Villager J thought it all hilarious and mimicked them every time they were gone.
This went on for three years. They turned up, threatened with strimmers and tractors, I promised to bring some order into the veggieplot. I really didn’t want to lose it.
But they made me feel bad. Whatever I did, I couldn’t do anything right, that I wasn’t a true veggieplotter. It began to grate on me. Every time they turned up to check on the house, every few months, I began to get nervous.
But then someone told me the house would be let out. This wasn’t just a surprise, but a worry also. We weren’t used to having neighbours anymore since Villager G left and now we’d have someone living opposite us.
It did cross my mind, what about the veggieplot, but I thought there would be no way they’d take it off me, it wasn’t attached to the house.
I’d helped looking after Villager G. I was one of the first at the funeral home when her coffin arrived. They wouldn’t do that to me.
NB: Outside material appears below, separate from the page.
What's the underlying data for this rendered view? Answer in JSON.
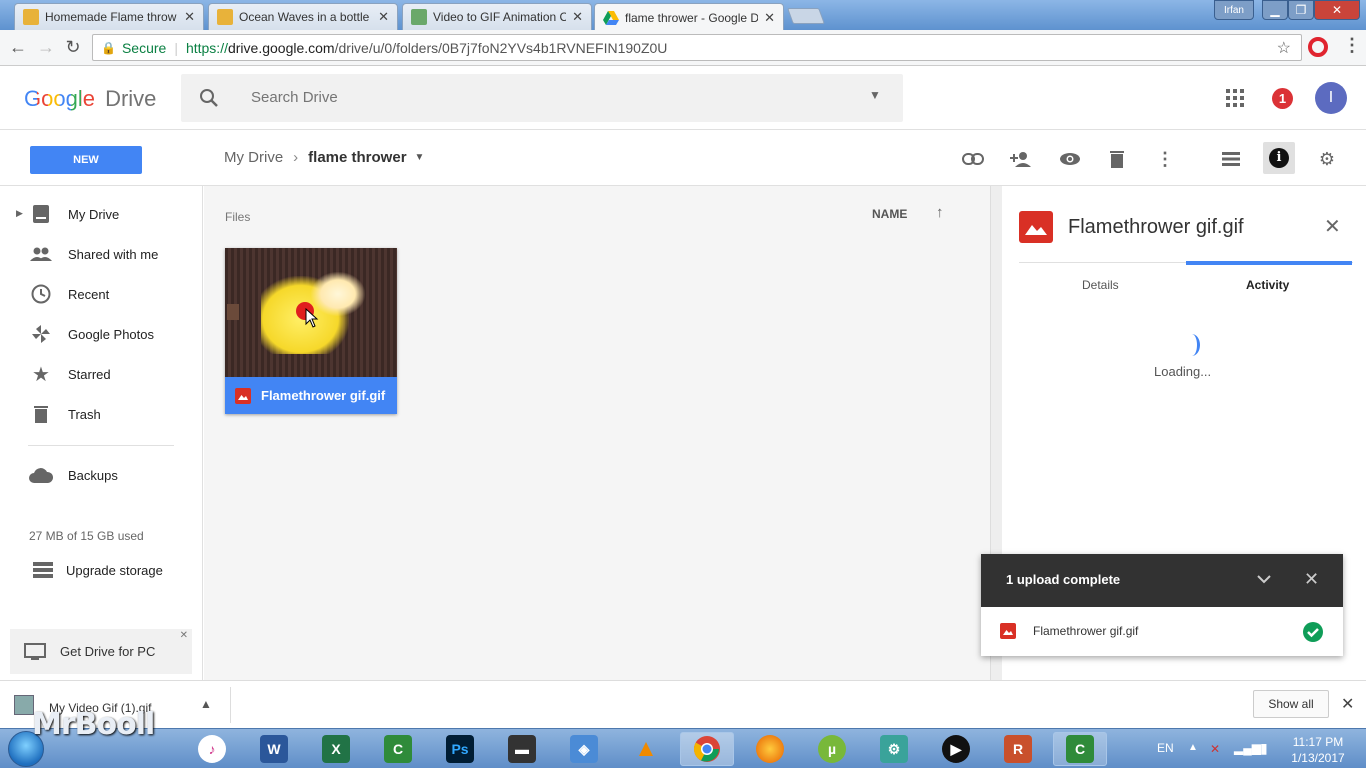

When the youngest daughter turned up and told me she needed to talk to me, I knew what was up. She told me the new tenant wanted a piece of land with the house, so I needed to give it up. I did plead. But they didn’t understand that I’d become great friends with this piece of land who I knew inside out.
The new tenant turned out to be, thankfully, ok. He mentioned that the plot was big enough for two, but I had already said my goodbyes and didn’t know how to explain that it would feel like sharing a lover.
I had another plot at the bottom of the village which another villager had lend me, I’d just go down there a bit more.
It hurt when I saw the entire plot dug over by tractor. And slowly the new tenant started to work and transform it, until one day I could walk past it without feeling an achy type of missing. I still saw my old seeds appear, orange flowers I’d let loose. Purple borage. As if the plot was waving at me.
But he didn’t have time to look after it and it slowly started to overgrow and I couldn’t help feeling satisfied that Villager G’s daughters perhaps would regret having handed it to him. Because it certainly looked far worse now.
And one day I noticed the car of one of the daughters outside. The badly hipped daughter was out there passive aggresively cutting away the weeds, while my neighbour was still asleep.
I first of all felt a sense of satisfaction, and then I felt deeply sorry for my neighbour.
When the daughter was gone and I saw him outside, I spoke to him and he said he had felt ever so embarrassed, and how bad the daughter had made him feel, saying her mother would turn in her grave.
I told him it wasn’t him, that they had always done this with me too. That it all needed to be rigid or nothing.
The daughters haven’t turned up for a while now.
The veggieplot is still a mess to this day.
It does pretty much what it wants to do and I’d like to think it’s because it enjoys its new-found freedom I gave it.